Unsurprisingly, the pizzas were thoroughly mediocre. Much better than your run-of-the-mill slice place or chain, but nothing you'd travel even ten blocks for. Our next stop was Matchbox, which makes a big deal on its menu about its coal-fired oven and all the trips made to the great pizza emporia in New York. I ordered a medium half-plain, half-sausage pie, and asked our waitress where they got their mozzarella and sausage. She came back and said the guys making the pizza didn't know. Our pie arrived, and it was yellow, which meant they were using aged, not fresh, mozzarella. The sausage had a nice fennel taste, but the sauce was overpoweringly herbaceous. It tasted of dry, old oregano. The waitress came over and said they got their sausage from Sysco, a megasized food distributor.

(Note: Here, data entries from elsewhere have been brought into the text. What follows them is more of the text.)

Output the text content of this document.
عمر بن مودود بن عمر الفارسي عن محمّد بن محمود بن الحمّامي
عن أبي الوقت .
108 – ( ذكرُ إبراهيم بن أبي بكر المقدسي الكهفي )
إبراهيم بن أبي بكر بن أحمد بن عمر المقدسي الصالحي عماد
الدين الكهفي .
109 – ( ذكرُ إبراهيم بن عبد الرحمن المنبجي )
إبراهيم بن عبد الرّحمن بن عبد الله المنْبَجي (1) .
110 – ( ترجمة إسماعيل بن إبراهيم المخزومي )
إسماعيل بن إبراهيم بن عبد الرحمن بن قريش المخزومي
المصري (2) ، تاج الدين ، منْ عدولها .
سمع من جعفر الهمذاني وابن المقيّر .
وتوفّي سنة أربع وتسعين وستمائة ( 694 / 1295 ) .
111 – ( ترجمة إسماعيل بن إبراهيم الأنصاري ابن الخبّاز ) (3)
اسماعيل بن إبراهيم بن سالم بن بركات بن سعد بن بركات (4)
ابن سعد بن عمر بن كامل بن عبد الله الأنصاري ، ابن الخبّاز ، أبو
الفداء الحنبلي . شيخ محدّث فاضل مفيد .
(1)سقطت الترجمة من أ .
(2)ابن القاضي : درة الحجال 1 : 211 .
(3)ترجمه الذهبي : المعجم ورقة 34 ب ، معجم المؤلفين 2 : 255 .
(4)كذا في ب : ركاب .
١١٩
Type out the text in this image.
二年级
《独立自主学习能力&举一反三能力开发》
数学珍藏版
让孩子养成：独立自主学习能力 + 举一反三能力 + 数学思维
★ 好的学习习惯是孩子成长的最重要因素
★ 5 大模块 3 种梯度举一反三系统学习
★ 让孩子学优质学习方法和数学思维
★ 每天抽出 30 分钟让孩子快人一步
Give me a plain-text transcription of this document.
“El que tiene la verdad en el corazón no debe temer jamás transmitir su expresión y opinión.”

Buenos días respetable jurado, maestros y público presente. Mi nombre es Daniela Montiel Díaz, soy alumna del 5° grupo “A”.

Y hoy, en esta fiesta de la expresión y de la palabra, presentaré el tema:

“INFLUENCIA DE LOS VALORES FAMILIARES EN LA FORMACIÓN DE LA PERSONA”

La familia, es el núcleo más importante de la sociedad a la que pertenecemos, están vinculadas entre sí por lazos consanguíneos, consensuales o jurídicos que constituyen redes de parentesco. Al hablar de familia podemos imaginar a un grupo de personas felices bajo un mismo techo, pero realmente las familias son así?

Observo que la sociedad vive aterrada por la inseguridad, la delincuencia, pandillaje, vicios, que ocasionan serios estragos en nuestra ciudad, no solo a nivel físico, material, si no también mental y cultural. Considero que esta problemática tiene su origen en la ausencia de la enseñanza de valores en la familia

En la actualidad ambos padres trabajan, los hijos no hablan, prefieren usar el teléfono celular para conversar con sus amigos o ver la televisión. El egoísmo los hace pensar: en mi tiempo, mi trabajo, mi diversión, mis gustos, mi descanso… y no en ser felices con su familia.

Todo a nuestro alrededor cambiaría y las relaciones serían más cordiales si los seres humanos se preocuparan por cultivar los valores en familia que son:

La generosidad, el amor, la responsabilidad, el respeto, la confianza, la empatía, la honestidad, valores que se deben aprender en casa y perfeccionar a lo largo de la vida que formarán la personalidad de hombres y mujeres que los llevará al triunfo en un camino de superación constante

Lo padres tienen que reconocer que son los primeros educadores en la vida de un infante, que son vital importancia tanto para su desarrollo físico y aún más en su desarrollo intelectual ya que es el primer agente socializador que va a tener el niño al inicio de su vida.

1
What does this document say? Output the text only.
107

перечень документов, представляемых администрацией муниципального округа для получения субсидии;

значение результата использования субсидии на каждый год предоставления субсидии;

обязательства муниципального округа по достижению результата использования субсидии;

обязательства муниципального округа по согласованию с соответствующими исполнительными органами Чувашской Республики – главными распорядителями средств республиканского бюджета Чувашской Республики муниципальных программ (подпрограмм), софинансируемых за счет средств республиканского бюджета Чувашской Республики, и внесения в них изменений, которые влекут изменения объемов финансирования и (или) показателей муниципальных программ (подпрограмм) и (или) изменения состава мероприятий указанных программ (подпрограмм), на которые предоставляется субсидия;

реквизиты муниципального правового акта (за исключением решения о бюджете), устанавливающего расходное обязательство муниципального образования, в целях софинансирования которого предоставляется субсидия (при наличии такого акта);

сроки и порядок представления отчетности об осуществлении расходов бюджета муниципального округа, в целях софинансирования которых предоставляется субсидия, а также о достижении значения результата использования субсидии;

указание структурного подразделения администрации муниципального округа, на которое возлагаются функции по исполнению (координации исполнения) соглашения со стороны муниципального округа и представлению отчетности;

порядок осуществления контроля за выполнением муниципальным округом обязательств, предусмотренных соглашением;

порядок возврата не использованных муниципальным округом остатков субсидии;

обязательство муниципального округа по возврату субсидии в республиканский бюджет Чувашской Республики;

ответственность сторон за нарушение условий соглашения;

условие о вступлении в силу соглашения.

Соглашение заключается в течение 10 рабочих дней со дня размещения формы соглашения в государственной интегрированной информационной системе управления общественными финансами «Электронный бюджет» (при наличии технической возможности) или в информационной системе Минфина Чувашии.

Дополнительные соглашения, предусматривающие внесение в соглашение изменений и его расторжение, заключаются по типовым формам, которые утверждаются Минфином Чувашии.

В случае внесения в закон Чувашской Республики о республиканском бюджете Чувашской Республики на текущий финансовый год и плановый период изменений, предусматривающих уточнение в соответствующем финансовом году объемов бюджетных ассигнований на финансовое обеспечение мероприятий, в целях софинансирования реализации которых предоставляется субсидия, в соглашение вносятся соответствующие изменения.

I appreciated her candor, but not the pizza. Once again I felt there was a pizza leadership vacuum at Matchbox. I was beginning to get discouraged about pizza in the District of Columbia. How could our nation's capital, full of college students, 20-somethings working on Capitol Hill, not to mention a hundred senators, 532 members of the House of Representatives, nine Supreme Court justices, and the president and vice-president not have at least a few solid slices? This state of affairs is unpatriotic, not to mention unregulated.